Right, but __STY_INVIS is currently tag-blind (it only looks for the
style="" clause), so it hits that, and if lots of ham is hiding tracking
images that way that might explain the poor S/O.
I suspect that might be the case.
The vast majority of invisible garbage I see is hidden in a <style> ...
</style> pair, typically two per spam and about 50K in each one. Looking at
the definition of the <style> tag, it says that it should only appear in the
<head> section. Of course this "bayes killer" (sic) stuff appears in the
body, so in theory the whole <style> tag should be worth some points for
being out of place. So far though I haven't been able to craft a rule that
will check if <style> is in the body and not the head.
The next most common is 0 point font stuff, again appearing between a
<font...> and </font> tag. I haven't done much yet, but I've been
considering trying to find a "valid length" for 0 point font stuff to hide
tracking cookies, and dinging stuff that is just hiding random word garbage.
I put in a local rawbody rule for
m'<span style="display:none">.{100,}(?:$|</span>)'is
and so far I haven't gotten any hits on ham.
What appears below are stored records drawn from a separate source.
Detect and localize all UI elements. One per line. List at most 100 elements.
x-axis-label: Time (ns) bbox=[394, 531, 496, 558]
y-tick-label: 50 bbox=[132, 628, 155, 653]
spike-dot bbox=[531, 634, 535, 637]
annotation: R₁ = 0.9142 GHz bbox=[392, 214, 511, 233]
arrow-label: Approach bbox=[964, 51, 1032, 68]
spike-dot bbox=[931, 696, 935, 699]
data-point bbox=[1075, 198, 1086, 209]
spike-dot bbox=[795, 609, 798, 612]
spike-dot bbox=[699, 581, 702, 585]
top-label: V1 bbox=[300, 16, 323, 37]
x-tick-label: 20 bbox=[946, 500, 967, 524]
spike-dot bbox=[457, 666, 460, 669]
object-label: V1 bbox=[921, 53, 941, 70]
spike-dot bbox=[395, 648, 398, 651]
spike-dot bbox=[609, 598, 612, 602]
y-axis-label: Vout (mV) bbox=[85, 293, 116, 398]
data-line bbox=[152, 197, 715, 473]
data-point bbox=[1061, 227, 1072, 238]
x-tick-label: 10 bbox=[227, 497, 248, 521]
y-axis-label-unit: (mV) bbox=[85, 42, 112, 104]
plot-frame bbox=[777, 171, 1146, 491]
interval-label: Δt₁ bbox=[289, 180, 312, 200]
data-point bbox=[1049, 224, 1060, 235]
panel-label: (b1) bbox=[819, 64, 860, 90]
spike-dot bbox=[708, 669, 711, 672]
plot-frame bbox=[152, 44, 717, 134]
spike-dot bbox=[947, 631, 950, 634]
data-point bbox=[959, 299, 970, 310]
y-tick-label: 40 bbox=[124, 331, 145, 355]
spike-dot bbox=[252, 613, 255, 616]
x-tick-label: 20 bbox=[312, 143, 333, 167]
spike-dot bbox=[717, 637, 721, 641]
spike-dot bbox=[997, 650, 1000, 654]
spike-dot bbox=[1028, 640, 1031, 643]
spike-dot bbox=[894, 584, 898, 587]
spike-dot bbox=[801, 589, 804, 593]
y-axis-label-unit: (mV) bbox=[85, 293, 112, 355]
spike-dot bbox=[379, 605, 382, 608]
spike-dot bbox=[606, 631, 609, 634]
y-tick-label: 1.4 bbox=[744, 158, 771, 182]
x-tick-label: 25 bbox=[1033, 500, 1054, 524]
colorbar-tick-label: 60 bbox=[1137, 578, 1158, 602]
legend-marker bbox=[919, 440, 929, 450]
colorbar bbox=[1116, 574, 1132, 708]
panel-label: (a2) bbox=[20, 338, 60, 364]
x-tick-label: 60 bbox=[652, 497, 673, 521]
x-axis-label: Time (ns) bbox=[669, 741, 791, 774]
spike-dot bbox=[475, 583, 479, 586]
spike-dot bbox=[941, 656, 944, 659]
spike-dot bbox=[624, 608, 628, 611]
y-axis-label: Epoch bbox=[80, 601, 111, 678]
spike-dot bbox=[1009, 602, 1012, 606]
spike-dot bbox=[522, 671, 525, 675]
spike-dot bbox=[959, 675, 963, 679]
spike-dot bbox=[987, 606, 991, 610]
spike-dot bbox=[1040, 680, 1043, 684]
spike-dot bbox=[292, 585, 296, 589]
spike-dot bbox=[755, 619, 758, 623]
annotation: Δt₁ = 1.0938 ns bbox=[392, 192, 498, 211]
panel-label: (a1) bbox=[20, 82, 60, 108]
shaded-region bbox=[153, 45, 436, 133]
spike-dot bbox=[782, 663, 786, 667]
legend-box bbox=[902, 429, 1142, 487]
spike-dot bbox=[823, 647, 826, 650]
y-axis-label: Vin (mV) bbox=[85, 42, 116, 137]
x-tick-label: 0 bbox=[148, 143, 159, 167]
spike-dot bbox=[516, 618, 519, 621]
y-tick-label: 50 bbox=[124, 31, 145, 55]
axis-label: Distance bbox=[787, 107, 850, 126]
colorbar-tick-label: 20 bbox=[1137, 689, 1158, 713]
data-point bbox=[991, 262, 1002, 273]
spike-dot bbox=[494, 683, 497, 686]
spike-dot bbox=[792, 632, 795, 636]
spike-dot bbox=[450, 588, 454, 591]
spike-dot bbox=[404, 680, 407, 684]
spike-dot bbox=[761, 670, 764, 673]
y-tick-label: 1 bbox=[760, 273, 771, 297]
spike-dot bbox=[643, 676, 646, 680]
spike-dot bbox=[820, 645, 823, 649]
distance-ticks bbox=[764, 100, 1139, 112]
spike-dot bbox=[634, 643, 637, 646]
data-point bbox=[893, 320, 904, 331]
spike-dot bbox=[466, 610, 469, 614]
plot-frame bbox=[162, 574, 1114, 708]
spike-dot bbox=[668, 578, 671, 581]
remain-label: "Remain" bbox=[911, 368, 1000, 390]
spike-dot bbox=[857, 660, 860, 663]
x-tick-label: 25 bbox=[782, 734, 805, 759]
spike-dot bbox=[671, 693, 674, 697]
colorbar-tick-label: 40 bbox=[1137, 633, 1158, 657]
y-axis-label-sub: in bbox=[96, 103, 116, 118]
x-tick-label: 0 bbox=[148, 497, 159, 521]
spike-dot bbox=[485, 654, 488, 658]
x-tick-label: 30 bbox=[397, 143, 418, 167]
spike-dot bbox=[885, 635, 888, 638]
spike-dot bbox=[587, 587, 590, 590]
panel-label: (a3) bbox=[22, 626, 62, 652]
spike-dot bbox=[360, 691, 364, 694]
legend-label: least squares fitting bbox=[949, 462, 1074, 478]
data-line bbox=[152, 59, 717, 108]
How much spam hits that very simple case?
Probably not much, but that is most likely because for the last month or two
I've seemigly only been getting spam from two different spammers, and they
have rigid and very predictable spam formats for all of their spam. One is
sending short spams that just have a pair of image links. The other is
sending 100KB spams that today are using <font style="font-size:0px"> 50K of
stuff stuff </font> in the format. Last month they were hiding this in the
<style> tag as I mentioned above.
Of course that is a pretty heavy rule
It would be lighter if you didn't look for the tag closing. Is there a
reason you care about the closing for that?
It was written as an initial test rule to try to search for a split length
between ham and spam. Of course since it is rawbody and rawbody globs text,
the length will be a bit random, which might make the determination useless.
At this point I haven't had enough hits on it (because of my limited spam
sources) to be able to decide of 100 is too much or too little.